我揉揉眼睛,抓起行李和那小战士一起下了车。

        这里处于中国最北新部队驻地就在这里。

        出了站台,那小战士问我:“班长探家回来吗?”

        我摇摇头:“我是从南京军区调过来的。”

        “啊!”小战士大叫一声:“你是金班长!!俺们营长还让俺到沈阳去接你呢,怎么这么快就来了?”

        “嗯?”我挠挠脑袋,会这么巧?

        小战士可能是看出了我的疑惑:“呵呵,是够巧的啊,俺到营部去办事,没想和金班长你坐一趟车回来啊,好啦,省得俺再跑一趟沈阳啦,天儿这么冷来回跑一趟还不得把俺折腾死……好啦金班长,你就不用再往营部跑啦,直接和俺回连里吧,营长把你分俺们连啦。”

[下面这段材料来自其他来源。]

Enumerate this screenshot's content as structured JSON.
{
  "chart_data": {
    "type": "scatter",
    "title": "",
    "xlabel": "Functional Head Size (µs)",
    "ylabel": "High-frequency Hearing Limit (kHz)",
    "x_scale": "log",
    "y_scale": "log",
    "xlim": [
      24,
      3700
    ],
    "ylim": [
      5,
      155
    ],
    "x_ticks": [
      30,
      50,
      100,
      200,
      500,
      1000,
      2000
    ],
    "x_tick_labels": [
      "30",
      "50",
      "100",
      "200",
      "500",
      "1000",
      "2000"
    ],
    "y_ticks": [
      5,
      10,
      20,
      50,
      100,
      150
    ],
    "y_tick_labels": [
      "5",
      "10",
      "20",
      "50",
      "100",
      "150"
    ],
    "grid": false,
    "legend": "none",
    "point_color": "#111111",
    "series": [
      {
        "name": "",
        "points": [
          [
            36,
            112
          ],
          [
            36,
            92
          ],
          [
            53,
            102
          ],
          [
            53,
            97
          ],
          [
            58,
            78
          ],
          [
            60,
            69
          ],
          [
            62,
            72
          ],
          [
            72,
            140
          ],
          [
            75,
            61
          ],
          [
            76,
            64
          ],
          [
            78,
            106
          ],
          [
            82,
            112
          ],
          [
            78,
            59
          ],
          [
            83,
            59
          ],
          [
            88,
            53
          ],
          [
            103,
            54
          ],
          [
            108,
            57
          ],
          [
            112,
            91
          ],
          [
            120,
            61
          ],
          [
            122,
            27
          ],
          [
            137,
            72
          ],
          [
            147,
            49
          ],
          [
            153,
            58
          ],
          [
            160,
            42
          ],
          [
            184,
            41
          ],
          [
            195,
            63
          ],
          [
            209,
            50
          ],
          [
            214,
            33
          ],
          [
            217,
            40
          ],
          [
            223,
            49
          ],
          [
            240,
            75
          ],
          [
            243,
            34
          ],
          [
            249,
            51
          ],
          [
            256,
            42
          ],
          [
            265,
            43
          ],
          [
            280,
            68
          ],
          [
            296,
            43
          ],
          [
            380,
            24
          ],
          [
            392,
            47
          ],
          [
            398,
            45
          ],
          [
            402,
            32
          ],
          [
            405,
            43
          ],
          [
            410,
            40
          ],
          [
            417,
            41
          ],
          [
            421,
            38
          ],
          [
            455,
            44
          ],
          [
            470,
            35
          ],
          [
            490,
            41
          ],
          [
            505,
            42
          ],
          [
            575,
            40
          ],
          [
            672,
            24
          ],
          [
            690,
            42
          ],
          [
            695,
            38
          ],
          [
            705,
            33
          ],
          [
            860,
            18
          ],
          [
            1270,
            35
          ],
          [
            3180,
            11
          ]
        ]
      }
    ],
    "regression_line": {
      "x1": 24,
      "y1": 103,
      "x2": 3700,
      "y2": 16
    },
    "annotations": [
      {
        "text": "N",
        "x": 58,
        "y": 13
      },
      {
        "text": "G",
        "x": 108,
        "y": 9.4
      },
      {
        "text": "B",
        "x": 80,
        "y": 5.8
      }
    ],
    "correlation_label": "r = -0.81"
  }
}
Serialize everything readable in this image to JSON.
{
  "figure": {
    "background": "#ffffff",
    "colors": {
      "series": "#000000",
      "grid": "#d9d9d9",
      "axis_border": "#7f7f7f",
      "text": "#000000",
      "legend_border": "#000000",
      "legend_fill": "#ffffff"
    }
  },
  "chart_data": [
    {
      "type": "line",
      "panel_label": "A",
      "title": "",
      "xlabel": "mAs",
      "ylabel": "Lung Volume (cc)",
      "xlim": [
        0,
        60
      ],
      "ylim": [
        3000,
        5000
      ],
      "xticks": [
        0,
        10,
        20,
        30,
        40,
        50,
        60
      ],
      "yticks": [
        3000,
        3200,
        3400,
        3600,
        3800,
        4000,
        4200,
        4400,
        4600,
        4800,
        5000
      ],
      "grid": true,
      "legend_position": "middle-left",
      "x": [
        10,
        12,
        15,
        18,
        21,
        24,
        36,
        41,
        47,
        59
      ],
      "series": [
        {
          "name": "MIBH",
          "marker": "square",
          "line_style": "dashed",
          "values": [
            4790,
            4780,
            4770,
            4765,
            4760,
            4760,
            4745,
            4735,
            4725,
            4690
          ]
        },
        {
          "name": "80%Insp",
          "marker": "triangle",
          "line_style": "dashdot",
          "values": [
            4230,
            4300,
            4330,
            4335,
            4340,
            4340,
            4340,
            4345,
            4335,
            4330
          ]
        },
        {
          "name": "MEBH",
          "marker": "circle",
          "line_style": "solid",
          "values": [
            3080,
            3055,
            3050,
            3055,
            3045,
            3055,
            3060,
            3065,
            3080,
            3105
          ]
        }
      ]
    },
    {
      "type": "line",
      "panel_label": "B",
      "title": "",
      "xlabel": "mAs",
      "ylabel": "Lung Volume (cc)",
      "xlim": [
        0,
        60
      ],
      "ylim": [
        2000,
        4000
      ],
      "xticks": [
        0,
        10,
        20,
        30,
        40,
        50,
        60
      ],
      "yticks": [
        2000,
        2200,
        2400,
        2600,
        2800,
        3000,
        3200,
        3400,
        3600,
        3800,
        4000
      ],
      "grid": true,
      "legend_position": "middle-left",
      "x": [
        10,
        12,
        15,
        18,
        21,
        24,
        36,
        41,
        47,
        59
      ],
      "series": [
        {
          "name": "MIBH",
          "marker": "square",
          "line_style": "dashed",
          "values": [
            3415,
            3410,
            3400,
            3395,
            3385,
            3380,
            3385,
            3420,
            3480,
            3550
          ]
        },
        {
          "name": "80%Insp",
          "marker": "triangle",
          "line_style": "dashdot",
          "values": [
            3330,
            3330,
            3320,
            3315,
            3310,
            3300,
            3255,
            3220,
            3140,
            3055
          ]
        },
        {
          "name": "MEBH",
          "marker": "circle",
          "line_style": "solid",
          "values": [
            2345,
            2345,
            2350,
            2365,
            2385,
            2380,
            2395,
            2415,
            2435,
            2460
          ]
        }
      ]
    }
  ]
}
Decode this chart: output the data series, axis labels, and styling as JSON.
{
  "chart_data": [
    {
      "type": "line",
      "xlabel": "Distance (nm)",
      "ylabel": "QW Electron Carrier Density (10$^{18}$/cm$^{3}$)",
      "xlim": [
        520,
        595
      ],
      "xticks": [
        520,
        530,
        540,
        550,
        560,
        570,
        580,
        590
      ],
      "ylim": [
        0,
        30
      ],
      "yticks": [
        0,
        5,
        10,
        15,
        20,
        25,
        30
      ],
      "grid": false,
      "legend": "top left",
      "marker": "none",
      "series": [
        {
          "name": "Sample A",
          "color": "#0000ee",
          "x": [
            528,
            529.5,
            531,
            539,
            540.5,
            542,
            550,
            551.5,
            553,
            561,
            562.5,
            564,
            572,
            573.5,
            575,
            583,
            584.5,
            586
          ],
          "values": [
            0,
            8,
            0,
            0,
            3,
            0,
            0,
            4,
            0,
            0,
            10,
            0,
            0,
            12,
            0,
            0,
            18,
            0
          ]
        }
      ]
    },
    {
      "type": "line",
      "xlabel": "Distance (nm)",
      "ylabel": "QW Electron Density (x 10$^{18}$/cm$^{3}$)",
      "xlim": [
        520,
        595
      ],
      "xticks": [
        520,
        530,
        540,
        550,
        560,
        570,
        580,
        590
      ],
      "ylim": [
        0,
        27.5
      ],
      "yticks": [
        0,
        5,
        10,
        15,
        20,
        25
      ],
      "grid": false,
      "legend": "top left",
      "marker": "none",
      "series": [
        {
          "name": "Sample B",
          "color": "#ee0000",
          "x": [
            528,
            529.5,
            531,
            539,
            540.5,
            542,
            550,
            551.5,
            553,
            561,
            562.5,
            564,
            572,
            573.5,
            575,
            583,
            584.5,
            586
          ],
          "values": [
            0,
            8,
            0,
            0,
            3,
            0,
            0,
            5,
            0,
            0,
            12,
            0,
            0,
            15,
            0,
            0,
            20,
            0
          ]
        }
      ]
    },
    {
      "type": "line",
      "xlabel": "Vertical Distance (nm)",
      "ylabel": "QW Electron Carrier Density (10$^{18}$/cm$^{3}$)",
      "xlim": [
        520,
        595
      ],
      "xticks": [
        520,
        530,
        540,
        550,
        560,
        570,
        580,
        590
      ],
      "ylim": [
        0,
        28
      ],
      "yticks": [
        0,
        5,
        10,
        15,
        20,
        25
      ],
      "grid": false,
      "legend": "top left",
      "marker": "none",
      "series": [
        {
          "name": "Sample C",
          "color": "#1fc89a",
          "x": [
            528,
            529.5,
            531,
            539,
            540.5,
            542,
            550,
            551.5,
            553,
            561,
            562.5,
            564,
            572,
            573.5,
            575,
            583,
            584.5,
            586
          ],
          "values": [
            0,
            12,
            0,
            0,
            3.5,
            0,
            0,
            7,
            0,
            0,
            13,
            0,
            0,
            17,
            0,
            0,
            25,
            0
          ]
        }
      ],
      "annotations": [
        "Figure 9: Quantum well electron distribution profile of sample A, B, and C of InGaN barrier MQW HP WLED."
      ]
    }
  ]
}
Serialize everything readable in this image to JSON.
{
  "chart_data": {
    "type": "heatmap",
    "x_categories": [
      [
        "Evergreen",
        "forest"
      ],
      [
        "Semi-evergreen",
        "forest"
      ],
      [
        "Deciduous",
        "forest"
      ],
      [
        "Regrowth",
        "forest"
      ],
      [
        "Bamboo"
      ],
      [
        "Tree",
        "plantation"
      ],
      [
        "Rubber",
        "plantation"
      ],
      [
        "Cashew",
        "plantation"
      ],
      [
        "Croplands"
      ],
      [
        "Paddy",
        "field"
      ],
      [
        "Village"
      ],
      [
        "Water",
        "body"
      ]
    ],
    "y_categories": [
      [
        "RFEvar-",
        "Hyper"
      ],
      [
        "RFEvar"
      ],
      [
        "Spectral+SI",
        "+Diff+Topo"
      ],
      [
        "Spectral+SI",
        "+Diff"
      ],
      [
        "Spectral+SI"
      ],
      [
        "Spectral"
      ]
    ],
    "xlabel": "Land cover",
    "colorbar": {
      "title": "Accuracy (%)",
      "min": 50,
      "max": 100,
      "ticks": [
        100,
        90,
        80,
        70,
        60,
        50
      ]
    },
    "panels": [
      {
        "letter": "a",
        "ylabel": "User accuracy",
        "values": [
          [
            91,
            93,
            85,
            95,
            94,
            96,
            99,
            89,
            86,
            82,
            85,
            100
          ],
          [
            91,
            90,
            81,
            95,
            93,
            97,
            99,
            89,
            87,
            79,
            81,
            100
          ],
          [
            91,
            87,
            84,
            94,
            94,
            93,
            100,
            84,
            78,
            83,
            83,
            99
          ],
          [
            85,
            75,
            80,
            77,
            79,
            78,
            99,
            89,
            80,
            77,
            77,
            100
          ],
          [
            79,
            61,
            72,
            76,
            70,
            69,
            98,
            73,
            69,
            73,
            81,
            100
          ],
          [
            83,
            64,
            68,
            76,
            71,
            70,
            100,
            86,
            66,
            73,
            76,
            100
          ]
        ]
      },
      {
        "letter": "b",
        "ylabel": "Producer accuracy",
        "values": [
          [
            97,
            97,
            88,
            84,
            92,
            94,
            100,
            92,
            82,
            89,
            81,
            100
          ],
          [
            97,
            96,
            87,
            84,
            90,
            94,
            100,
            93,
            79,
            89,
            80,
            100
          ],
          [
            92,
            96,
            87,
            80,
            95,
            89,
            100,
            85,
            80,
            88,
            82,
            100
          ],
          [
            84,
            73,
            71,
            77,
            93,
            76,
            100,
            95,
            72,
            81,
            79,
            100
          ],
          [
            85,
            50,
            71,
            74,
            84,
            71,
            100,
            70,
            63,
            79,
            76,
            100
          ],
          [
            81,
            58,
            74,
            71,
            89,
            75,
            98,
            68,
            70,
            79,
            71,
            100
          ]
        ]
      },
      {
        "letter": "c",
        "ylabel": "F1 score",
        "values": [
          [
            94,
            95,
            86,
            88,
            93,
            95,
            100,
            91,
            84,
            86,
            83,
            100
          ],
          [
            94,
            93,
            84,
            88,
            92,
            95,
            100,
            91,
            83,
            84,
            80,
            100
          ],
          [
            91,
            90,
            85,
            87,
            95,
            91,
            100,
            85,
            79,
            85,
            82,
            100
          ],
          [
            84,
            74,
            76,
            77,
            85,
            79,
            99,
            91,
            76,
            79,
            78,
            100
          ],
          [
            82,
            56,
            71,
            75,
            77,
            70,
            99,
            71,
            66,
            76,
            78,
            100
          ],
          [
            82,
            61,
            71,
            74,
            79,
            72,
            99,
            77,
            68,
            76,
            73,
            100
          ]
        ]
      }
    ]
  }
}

        我拍拍这小子的脑袋:“你这小子话怎么这么多?好啦快走吧,冻脚。”

        “呵呵金班长,我叫董存强,和董存瑞就差一个字!哎呀!”他低头看了看我穿的黑色军绵鞋:“金班长,咱这儿穿这个可不行,得穿大头鞋,不然巡逻的时候肯定抗不住!”说着又抬头看我的绵帽子:“哎呀金班长,回连里了你得赶紧跟司务长领个帽子,人造绒的可不行,得俺这样的。”说着他晃了晃脑袋,向我展示只有身处寒地的边防军才配发的长绒军帽。

        “好啦好啦知道啦!”我听得不耐烦,拉着他就走:“别白豁了快走吧。”